Hymenoptera are divided into families, the main ones being bees and wasps. The former include the common bee and the "scurge", the latter include the common wasps (there are many different species) and the polistas (a small wasp that is usually found on roofs and in attics and builds a paper-like nest). Their poisons have some common allergens but also some others that are specific to each family - that is, if they are present in the bee they are not present in the wasp and vice versa. Because of this, a patient may be allergic to only the bee, only the wasp or both. This is why it is of particular importance to accurately identify the cause of the allergy.
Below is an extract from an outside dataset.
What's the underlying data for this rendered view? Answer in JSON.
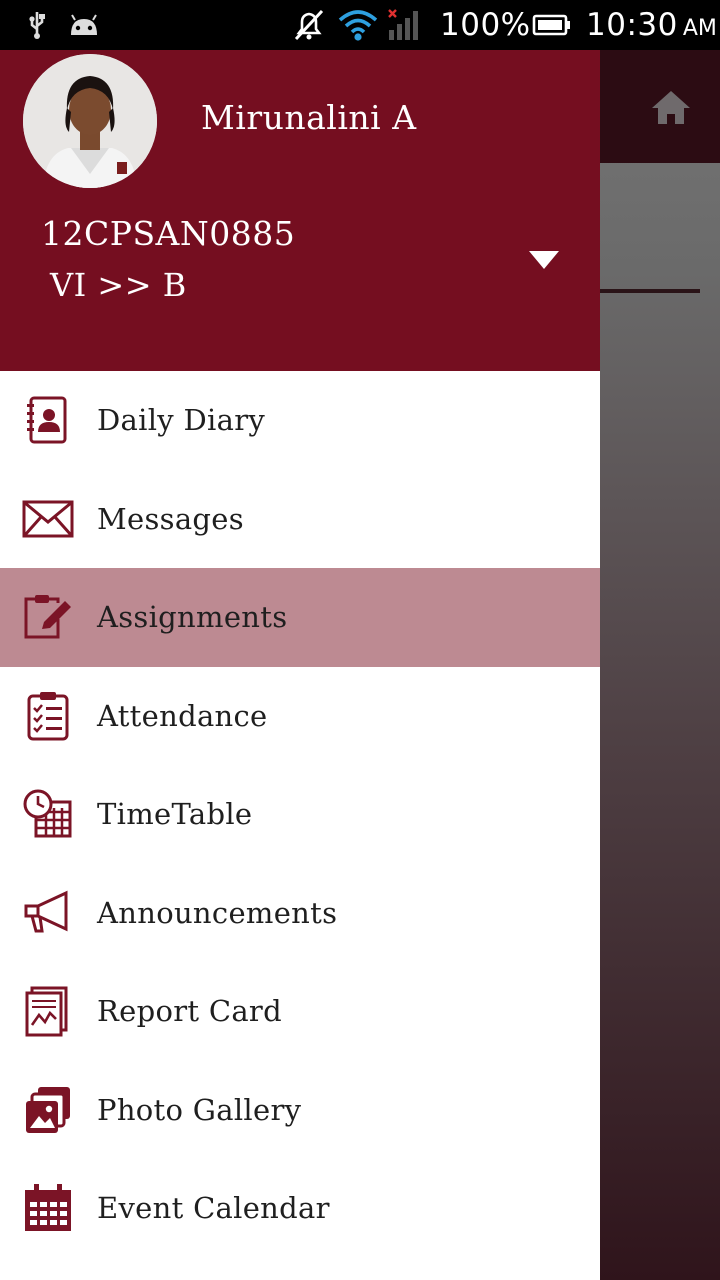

Something particularly important must be emphasized here that often causes confusion and misunderstandings. Tests done to investigate allergy show whether a patient is sensitized. This does not necessarily mean that they are allergic! That is, it may be that all tests and examinations "show allergy" but the bites are tolerated without any problem. This has the following important consequence: tests are necessary and extremely useful in case of a positive history of reaction, i.e. in case someone has already been bitten and a certain degree of reaction has been caused. Conversely, if there is no history of a sting or if it has only caused a mild, local reaction, the tests can be done but their results are of dubious value. In other words, unfortunately at this stage, population screening has a low degree of reliability.
The tests leading to a correct diagnosis are divided into two categories. The first is a blood test carried out in special laboratories. These are called RAST or CAP, which show whether there are specific antibodies in the patient's blood and which poison they recognize. In recent years research has progressed a lot and blood tests can very accurately distinguish the 'guilty' insect. The second category of tests are skin prick tests and intradermal tests. These confirm the findings of the blood test and also give a measure of the severity of the reaction. The simultaneous performance of both tests is essential as it gives the maximum possible information.